Let say you're doing some medical research, growing some cell cultures and you add some compounds to the cell cultures to see what happens. Then something weird happened to some of the cell cultures, and you don't know exactly what caused it. Perhaps that thing was really an important scientific discovery waiting to happen, but you missed it, because you didn't have all the data.
The process is normally recorded with a lab diary, where you write down everything deemed important. The problem is, you're not going to notice everything, and there is also a lot of things that you can't see without more sensors that just your eyes.
The system Bret describes here is basically an automated lab diary. With enough sensors it could record much more data, much more accurately than a person, and it has a way to query the actual data rather than having to either manually browse through pages of text or searching through it with just a basic full-text search engine.

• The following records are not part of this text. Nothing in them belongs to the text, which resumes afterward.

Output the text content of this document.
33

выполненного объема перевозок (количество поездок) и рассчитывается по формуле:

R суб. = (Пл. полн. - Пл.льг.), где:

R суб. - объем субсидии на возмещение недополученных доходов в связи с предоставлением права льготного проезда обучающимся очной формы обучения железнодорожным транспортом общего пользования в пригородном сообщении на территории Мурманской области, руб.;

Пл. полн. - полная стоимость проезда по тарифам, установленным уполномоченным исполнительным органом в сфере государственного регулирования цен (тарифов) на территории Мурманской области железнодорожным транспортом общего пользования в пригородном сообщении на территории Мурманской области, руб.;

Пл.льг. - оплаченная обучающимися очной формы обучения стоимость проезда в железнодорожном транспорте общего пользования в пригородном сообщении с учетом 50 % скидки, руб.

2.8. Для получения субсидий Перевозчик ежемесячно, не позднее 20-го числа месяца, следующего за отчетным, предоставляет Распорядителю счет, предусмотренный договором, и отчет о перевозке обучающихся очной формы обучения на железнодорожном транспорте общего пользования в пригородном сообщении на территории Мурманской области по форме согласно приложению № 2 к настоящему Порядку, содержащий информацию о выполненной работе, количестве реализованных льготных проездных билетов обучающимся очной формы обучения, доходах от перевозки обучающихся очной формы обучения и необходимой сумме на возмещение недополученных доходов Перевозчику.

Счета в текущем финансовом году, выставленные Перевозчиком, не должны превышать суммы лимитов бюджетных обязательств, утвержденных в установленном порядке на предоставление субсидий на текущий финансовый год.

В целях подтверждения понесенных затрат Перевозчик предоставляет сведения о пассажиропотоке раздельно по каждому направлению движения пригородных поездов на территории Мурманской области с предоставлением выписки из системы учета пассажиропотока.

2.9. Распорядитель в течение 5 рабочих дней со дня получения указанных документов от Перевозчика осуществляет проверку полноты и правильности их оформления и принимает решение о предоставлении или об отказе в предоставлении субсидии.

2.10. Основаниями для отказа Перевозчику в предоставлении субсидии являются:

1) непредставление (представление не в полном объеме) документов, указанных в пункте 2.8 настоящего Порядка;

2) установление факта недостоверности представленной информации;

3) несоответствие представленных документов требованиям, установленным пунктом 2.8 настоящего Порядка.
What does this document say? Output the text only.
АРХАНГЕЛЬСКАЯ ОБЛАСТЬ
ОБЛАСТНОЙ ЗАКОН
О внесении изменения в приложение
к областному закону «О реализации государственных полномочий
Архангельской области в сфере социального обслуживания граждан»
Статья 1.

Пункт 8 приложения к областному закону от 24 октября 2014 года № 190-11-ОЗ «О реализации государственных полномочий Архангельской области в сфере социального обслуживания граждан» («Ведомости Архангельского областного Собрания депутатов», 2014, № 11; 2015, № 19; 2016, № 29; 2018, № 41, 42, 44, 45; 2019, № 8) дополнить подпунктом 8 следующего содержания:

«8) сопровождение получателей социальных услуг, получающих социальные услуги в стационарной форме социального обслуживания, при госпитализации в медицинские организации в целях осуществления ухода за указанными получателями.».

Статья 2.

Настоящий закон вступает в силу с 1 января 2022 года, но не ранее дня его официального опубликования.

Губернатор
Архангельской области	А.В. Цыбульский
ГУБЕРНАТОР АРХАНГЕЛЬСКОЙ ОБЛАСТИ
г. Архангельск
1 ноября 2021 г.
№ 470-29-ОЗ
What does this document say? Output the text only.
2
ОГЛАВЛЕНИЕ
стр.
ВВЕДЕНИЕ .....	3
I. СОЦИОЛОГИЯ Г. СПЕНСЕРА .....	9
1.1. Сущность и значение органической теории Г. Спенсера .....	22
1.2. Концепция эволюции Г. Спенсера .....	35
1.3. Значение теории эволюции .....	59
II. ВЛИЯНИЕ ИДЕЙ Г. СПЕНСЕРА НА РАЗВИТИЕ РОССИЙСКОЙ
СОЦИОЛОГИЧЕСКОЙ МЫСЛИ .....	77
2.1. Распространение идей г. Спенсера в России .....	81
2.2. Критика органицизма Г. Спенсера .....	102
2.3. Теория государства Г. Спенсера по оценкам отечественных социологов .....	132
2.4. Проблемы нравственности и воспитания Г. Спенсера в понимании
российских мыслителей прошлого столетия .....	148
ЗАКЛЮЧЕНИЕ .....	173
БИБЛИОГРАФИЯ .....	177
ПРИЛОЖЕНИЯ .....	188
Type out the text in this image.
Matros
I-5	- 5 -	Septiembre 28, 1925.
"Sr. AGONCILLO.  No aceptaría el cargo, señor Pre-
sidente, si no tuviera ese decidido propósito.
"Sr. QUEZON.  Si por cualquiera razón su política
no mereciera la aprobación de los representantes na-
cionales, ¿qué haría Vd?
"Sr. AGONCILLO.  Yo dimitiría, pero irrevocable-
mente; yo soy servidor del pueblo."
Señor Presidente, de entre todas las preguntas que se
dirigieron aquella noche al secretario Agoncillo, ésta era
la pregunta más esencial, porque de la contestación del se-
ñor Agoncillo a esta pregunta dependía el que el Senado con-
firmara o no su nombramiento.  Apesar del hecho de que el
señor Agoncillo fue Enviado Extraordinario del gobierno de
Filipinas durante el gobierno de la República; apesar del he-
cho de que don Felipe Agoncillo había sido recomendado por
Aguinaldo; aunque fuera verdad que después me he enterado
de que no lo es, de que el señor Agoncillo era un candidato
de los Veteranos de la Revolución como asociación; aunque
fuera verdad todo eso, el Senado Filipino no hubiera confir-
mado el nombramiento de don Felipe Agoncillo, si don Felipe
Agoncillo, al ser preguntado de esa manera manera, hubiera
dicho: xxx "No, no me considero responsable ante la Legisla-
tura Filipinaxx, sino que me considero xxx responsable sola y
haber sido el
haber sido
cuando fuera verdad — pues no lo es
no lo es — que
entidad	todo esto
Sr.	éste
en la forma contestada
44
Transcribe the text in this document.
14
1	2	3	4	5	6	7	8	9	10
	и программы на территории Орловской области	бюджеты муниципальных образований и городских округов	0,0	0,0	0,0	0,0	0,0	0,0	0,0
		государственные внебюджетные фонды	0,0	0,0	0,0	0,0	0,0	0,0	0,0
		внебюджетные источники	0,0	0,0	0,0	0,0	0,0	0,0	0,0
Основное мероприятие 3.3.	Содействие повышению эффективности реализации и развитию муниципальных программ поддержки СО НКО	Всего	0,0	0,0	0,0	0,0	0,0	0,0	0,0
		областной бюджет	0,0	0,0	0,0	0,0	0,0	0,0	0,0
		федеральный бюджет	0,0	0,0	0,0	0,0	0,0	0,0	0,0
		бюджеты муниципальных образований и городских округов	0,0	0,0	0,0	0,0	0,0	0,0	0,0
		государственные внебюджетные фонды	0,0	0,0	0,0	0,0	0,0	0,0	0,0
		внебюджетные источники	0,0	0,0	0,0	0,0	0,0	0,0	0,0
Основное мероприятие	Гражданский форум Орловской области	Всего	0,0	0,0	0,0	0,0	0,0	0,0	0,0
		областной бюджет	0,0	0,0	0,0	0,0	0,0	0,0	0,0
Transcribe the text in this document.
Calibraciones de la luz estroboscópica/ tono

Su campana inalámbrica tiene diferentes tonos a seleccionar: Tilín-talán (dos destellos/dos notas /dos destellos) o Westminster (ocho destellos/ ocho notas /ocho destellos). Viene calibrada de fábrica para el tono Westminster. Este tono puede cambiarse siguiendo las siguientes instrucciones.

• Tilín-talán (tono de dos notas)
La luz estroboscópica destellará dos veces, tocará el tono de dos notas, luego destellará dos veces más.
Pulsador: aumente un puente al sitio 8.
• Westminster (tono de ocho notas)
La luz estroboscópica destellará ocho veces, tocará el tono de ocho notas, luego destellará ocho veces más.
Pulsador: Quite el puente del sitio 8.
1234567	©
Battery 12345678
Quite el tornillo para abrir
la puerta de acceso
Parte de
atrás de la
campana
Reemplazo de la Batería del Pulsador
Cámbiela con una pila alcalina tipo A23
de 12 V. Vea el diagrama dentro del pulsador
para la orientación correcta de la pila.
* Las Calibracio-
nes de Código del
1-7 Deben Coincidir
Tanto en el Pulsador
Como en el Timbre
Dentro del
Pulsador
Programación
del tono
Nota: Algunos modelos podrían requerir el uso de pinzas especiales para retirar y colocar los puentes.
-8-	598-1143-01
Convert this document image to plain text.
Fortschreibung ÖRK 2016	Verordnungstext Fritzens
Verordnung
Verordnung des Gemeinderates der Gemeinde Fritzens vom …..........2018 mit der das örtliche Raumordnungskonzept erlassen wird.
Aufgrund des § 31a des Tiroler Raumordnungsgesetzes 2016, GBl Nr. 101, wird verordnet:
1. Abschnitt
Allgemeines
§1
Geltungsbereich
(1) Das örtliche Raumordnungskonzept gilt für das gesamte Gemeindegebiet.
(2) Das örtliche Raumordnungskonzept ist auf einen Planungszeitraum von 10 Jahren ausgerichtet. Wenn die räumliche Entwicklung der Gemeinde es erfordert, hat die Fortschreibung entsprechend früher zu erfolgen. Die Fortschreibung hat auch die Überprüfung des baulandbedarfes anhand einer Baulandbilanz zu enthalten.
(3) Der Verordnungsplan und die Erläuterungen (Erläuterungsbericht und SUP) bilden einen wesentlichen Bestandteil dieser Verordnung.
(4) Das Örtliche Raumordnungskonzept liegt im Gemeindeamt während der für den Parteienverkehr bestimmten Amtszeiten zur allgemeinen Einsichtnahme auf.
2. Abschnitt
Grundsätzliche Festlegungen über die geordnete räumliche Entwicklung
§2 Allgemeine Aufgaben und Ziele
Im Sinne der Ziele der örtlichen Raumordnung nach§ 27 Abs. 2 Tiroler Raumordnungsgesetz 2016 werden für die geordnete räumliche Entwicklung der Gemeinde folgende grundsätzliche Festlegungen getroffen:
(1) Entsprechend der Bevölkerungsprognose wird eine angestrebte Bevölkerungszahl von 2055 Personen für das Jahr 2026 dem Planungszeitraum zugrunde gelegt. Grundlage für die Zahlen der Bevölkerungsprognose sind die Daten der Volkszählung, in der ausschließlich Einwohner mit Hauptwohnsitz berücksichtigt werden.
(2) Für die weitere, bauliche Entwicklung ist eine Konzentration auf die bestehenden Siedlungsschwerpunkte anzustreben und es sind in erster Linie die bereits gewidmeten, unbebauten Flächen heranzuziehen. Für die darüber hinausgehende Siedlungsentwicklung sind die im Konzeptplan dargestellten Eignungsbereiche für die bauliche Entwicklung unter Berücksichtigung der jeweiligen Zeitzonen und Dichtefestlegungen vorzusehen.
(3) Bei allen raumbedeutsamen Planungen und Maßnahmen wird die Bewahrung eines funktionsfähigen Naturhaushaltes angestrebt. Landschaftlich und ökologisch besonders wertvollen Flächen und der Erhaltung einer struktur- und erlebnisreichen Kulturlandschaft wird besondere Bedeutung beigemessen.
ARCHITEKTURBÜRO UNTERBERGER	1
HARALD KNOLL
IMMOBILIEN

A problem with many scientific experiments is that you might a lot of measuring equipment and sensors for the thing you are doing an experiment on, but you don't have the same thing for the experiment itself, to easily be able to debug the process and to see where something went right or wrong. Why was one lab able to reproduce an experiment, but another couldn't? This kind of questions can be very difficult and time consuming to answer.
You could collaborate, sharing the same view, or each individual could project different views, or mix and match.
My experience with years of embedded programming is that NO HUMAN BEING is made for working with the cold, brainless machine or metal if you don't visualize your data.
Even the person who tells you she likes doing it, she can't work on it for long periods of time without burning.
It is like climbing over 7.000meters of altitude. Humans could survive for some time with those conditions, but depleting internal resources fast.
Some pretty tools in there.
I realize this is antithetical to the prevailing theory of lean startups, but, from a deep research perspective, that is exactly why committing to support an open source project or a company is so dangerous. Soon you would have people depending upon you, and the freedom to explore vanishes.
And if you're going to talk about ideas and inspiration: Lighttable does nothing that emacs didn't do 20 years ago except a little prettier.
See http://SchemaTheory.net for a draft presentation that is still in work. Audios are still in production for the tutorial.
Other papers on Schemas Theory are at https://independent.academia.edu/KentPalmer and http://emergentdesign.net and http://archonic.net
A good book on Schemas is Umberto Eco Kant and the Platypus.
Basically schemas theory tells us what it is possible to see and also give us the intelligible templates for our designs.
So it's good to stick to some boundaries. In the example of the robot: you could measure room temperature, because maybe the sensors are acting to it. Or you could measure the amount of people in the room because sensors could act to it. Heck, maybe the sensors are acting different to different people, so track there faces and store it. Well maybe sensors are sensitive to somebodies smell so track that too.
There are limits to what is useful to track.